The question is not "is there anything that would clearly be burdensome?", but "am I confident enough that I am complying with these items, as retroactively interpreted by regulators?"
You need to pay a lawyer to evaluate that for you, that's the cost, not whoever the bills sponsor says this is intended to target.
Can you cite an example of one of these requirements that you wouldn't be confident in being able to comply with? Also: how much do you think a legal consult costs? For any one item, I think we're talking a couple hundred bucks.

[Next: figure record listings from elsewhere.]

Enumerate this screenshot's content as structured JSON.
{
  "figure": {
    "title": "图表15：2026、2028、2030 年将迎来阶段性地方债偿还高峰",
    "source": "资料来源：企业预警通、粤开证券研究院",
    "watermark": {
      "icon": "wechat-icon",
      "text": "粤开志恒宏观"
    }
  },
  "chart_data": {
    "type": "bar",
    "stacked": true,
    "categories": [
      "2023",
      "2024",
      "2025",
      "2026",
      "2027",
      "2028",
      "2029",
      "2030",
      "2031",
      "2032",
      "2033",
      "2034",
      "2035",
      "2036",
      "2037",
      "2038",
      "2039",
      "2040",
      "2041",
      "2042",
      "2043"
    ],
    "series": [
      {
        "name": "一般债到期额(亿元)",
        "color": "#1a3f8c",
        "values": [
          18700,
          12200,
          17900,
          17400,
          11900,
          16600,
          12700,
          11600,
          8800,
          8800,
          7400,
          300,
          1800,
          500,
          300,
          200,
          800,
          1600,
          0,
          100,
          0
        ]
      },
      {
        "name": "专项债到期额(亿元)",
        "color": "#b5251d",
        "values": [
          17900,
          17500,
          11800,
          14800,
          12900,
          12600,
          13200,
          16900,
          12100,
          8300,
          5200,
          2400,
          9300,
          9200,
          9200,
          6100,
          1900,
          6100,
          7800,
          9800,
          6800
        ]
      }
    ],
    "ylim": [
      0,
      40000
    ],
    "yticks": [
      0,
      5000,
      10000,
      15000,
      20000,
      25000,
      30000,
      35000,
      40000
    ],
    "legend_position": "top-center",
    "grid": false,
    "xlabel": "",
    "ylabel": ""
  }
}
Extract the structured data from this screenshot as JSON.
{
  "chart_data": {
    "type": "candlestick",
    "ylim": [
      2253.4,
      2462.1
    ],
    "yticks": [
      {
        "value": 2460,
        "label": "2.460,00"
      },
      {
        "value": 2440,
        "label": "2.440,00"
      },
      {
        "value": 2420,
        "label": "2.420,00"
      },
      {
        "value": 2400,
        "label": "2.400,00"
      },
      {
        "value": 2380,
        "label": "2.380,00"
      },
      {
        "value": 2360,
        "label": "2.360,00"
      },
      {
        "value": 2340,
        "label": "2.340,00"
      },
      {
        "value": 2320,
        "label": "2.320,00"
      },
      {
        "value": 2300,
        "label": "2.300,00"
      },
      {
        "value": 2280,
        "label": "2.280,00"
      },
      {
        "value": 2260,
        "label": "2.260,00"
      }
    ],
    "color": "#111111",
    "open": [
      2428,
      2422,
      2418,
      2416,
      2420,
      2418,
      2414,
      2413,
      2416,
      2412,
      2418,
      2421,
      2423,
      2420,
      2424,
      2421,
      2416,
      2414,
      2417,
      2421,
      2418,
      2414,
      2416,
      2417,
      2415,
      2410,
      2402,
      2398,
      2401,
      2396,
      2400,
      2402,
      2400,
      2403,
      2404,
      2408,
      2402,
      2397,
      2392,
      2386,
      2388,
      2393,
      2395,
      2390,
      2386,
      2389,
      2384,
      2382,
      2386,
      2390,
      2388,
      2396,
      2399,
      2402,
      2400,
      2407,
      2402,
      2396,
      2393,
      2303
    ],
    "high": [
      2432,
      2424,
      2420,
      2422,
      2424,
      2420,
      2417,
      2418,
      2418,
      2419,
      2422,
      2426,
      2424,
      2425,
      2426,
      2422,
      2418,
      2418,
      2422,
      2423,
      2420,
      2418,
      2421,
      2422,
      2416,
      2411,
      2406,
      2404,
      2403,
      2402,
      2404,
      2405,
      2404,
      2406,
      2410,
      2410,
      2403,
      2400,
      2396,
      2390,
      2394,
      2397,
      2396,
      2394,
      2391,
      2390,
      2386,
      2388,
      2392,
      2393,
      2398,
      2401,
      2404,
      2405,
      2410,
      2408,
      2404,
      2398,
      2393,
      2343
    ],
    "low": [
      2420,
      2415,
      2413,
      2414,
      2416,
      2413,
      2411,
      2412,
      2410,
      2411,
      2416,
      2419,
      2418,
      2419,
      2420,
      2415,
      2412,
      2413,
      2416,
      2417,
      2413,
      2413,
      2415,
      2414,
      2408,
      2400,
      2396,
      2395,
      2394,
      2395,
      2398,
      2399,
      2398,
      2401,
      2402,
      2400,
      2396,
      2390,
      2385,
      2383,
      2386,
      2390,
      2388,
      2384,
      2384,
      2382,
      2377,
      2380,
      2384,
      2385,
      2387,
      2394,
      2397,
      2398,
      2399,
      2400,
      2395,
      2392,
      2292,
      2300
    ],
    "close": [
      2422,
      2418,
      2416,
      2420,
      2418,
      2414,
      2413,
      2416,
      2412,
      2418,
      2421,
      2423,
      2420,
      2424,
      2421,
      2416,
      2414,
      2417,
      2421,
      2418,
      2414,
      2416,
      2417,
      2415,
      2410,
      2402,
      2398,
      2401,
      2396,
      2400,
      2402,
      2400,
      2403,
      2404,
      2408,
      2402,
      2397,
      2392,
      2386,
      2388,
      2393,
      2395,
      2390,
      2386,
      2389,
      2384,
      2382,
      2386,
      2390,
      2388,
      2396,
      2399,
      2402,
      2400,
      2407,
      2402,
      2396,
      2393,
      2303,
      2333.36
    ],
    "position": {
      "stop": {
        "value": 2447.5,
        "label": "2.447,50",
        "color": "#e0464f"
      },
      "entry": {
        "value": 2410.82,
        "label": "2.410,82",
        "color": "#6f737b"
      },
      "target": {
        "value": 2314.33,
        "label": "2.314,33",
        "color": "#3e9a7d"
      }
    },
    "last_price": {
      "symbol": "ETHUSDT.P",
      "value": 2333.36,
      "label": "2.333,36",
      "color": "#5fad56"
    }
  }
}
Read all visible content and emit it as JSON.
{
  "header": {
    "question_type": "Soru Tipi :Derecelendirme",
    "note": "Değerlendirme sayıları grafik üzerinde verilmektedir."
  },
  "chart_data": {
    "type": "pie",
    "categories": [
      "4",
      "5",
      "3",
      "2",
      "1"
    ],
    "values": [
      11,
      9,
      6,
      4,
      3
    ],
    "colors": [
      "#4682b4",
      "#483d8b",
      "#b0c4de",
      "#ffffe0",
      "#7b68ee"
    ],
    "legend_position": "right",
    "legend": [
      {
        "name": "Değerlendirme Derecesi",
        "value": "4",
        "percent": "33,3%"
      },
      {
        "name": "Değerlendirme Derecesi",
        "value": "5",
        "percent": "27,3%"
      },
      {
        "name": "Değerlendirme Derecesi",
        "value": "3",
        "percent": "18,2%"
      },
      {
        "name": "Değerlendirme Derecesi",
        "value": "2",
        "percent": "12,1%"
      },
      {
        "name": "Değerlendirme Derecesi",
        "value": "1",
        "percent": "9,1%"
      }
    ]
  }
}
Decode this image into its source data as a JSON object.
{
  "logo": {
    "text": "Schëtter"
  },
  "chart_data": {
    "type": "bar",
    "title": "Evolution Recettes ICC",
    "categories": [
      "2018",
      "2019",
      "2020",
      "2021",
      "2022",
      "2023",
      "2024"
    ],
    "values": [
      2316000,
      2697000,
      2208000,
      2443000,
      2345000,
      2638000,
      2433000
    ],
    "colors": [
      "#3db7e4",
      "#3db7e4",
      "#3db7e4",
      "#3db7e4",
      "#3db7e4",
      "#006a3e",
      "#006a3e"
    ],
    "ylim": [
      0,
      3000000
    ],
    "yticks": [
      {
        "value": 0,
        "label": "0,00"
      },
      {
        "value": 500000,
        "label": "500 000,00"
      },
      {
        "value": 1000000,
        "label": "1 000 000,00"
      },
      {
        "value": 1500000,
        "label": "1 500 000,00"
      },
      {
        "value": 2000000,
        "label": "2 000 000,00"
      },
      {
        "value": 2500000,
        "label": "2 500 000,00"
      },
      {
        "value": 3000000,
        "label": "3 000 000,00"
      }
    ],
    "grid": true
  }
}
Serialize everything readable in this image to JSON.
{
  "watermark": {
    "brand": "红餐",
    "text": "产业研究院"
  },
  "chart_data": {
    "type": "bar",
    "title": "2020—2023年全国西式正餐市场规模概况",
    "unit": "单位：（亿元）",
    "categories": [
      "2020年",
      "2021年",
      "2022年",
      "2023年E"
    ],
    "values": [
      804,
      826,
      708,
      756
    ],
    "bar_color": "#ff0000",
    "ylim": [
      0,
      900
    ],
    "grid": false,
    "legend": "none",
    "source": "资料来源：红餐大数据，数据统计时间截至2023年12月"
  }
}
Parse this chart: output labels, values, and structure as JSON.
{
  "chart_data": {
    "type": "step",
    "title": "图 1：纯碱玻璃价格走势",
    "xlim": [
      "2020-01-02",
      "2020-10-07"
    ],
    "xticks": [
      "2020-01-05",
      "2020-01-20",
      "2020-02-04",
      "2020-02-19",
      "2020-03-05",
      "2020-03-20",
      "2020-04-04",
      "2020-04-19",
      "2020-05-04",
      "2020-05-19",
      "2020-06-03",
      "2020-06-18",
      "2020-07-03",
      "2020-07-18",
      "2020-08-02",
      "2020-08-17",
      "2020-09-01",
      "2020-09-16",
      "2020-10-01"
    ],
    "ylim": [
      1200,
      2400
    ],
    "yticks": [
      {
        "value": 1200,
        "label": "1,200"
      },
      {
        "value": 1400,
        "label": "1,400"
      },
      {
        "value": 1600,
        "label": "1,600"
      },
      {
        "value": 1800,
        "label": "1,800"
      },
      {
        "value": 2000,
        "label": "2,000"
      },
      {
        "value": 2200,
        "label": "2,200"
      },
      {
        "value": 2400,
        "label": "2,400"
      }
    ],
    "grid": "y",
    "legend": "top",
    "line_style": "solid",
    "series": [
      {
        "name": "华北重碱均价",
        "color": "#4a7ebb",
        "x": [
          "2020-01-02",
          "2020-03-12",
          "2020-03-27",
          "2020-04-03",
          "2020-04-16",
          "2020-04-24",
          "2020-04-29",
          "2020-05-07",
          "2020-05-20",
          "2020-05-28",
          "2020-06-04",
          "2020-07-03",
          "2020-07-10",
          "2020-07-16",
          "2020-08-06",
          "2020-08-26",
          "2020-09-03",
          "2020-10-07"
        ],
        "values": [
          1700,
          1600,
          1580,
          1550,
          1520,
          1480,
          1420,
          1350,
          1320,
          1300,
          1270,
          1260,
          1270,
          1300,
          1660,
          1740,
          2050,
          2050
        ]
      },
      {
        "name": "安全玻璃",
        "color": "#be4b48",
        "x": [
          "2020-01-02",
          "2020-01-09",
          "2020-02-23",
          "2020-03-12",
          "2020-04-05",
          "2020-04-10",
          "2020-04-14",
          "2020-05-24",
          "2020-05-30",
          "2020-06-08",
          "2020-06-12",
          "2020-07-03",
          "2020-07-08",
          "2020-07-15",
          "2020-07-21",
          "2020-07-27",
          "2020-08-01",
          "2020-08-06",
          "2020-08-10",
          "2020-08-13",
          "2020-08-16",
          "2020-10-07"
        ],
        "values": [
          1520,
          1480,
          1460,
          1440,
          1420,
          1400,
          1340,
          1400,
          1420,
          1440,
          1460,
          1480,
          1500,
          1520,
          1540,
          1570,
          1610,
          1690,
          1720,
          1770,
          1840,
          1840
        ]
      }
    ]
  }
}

Almost all of the language in the section we're referring to applies to just one requirement, which is to make data tech companies retain about consumers available upon request to those consumers. That's something responsible companies already do, many because they're already by regulation required to do so.
Just popping in to say that I've never had an invoice less than $800 from any firm I've ever hired, and those were very small things. Data privacy-related stuff tends to be way more complicated, and if my company didn't have me, basic data privacy stuff would cost them tens of thousands a year just in legal.
Most competent lawyers cost $400+/hr. For them to review your internal compliance policies and procedures (including your opt-in/out procedures. etc), privacy policy, etc. you could easily be looking at a few hundred hours. That doesn't include the external auditors that the bill wants you to have.
As you said in one of your comments, fortunately this bill as written will never come into law, both due to its implications, and the fact that its author is a single member of a minority party. This is one instance in which I am happy with our system of government.
This proposal doesn't require companies to do formal internal compliance reviews. It's not SOX or GLBA. For most startups, the legal overhead here would probably amount to a few phone calls with a lawyer.
My read is that it's less onerous than the California privacy statute that already covers a huge fraction of tech startups.
We do both security and privacy engineering work for our clients, most of whom are encumbered in one way or another by regs, and it is not the norm for legal to do line-item review of policies and procedures. SOC2 Type 1 audits are much closer to a mainstream practice, would almost certainly satisfy the "data protection" requirements in any rule the FTC would come up with, and certainly do not involve "a few hundred hours" of legal.
That's just not accurate. You should read pages 26-33 in detail. It wants external auditors to come in, and while consultation with a lawyer isn't required, companies would offensively have to use them to review everything they do, lest they be found non-compliant. That could easily range into hundreds of hours of legal work.
I believe I'm one of the "auditors or independent technical experts" this bill refers to (trust me, we don't need Wyden's help getting work), and for the most part the only time we talk to client legal is when we're negotiating our contract. Note also the "if reasonably possible" attached to getting external assessment.
You need to pay a lawyer to evaluate that for you, that's the cost, not whoever the bills sponsor says this is intended to target.